Why are we teaching a knowledge-rich curriculum; how is it different?
We think with knowledge. To enable a pupil to progress in their understanding of a concept they need to recall the previous concepts quickly and accurately. A concept such as ionic bonding requires rapid retrieval of electronic structure, the charge on the sub-atomic particles, the rules for forces between charged particles, the tendency of atoms to adjust to stable noble gas structures, the difference between metals and non-metals and a strong knowledge of the periodic table. Pupils need to be fluent in each of the components in order to explain ‘ionic bonding’.
Why are we teaching this content?
The content is carefully chosen to give pupils a strong set of foundations for learning science. In addition to carefully sequenced science knowledge there is a particular emphasis on the mathematical and literacy knowledge that is required in science; this includes investment in areas such algebra, standard form, data analysis and graphing, as well as systematic teaching of tier 3 (subject-specific) and tier 2 (high-frequency mature) vocabulary. With this knowledge, pupils will be able to not only grasp key concepts in Science but also be able to articulate this knowledge with speed and accuracy (fluency).
Why are we teaching it in this order?
A lot of time and thought has gone into the sequencing of the schemes. The design is based on pillars of scientific knowledge which build in a hierarchical manner.
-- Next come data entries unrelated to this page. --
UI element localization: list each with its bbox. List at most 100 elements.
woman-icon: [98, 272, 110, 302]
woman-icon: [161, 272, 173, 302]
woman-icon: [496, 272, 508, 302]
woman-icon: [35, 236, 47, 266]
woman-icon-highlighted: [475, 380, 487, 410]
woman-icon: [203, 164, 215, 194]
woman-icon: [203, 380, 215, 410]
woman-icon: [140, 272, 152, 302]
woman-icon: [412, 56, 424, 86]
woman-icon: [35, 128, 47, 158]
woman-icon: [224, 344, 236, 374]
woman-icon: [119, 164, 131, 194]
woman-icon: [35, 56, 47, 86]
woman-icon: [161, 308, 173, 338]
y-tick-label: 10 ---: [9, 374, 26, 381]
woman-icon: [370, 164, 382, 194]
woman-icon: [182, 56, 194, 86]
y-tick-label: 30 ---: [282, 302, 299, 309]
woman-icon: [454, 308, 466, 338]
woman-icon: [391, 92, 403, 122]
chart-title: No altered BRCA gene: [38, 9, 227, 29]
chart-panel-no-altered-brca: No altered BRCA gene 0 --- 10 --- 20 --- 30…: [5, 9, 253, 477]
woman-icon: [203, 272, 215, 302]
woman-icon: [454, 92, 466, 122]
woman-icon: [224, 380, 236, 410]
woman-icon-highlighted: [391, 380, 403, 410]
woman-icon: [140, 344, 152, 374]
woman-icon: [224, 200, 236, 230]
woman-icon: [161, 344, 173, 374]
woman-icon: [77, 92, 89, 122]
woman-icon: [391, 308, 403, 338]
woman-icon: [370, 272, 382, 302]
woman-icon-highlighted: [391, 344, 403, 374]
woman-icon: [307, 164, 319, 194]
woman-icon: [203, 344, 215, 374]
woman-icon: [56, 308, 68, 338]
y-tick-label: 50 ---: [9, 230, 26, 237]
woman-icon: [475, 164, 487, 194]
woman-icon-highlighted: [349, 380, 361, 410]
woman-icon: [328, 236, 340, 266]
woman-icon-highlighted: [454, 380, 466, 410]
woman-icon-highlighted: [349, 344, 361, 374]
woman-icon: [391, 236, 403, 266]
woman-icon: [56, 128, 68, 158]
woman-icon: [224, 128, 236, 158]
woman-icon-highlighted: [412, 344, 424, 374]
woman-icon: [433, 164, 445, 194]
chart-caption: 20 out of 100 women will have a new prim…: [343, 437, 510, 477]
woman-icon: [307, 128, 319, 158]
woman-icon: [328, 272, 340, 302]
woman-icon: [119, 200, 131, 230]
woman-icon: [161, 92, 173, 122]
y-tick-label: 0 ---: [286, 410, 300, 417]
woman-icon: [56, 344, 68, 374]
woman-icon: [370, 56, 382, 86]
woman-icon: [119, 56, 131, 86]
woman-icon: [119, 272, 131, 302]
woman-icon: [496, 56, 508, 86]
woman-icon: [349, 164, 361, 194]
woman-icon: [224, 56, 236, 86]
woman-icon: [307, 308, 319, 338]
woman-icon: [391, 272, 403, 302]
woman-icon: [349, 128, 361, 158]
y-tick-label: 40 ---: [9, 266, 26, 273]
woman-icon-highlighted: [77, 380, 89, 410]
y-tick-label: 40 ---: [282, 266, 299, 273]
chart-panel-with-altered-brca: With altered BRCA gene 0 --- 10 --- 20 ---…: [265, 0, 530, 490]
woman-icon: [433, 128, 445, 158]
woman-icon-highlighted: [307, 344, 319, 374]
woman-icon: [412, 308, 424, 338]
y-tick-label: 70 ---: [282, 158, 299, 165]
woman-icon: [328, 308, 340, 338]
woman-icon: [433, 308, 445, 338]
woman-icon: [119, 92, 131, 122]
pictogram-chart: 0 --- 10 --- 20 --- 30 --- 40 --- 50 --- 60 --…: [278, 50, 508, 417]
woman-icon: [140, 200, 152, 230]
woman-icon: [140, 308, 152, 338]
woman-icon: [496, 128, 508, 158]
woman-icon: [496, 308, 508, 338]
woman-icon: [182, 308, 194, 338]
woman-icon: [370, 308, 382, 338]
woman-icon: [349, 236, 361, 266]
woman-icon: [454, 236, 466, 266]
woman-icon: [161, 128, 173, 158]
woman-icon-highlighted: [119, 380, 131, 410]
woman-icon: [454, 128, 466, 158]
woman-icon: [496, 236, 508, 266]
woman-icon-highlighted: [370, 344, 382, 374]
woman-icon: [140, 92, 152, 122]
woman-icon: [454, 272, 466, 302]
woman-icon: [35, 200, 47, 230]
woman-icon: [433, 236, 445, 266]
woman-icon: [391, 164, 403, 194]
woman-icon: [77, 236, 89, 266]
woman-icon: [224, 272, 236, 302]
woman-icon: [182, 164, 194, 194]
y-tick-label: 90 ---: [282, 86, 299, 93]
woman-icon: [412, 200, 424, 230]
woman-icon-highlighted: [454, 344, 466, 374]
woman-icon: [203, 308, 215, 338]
In chemistry for instance a lot of time is invested in particles and the structure of the atom. This then leads to electronic structure, ions, bonding etc. We purposefully interleave the pillars in order to maximise the interleaving effect (where mixing and practising several related items together allows for longer-term security of knowledge).
What do pupils need to remember and be able to do in this subject?
There is a fundamental core of science knowledge that pupils need to learn. This is frequently tested by low stakes quizzing strategically inserted into lessons so it is continually reviewed and the knowledge built upon. This includes the periodic table, the structure of plant and animal cells and the physics equations. All pupils will start learning this in Y7 and will be continually re-tested until Y11 with the aim that pupils are best prepared for their exams.
What methods do we use to help pupils secure this knowledge in long-term memory?
Securing knowledge in long term memory is the vital goal of our course, in fact, it is by our definition, learning. Some examples of how we achieve this are listed below. It is crucial to note that this is not a tick list and not all of these (or perhaps any of them) will be observed in a given lesson. The science teachers will use these as appropriate to the context of what they are teaching.
Starter questions for each lesson that reach back to previous learning.
Quizzing for memory retrieval practice
Summative tests that assess the domain.
Increasing storage strength by slowly removing scaffolding, interleaving questions from different topics and asking questions of incrementing demand.
Questioning in class that supports pupils in engaging in retrieval practice. This is designed in such a way as to maximise the number of pupils who think of the answer to each question (increasing ratio) by using techniques such as mini-whiteboards and cold calling.
Individual practice (often undertaken silently) in which pupils apply the knowledge they have learnt to problems.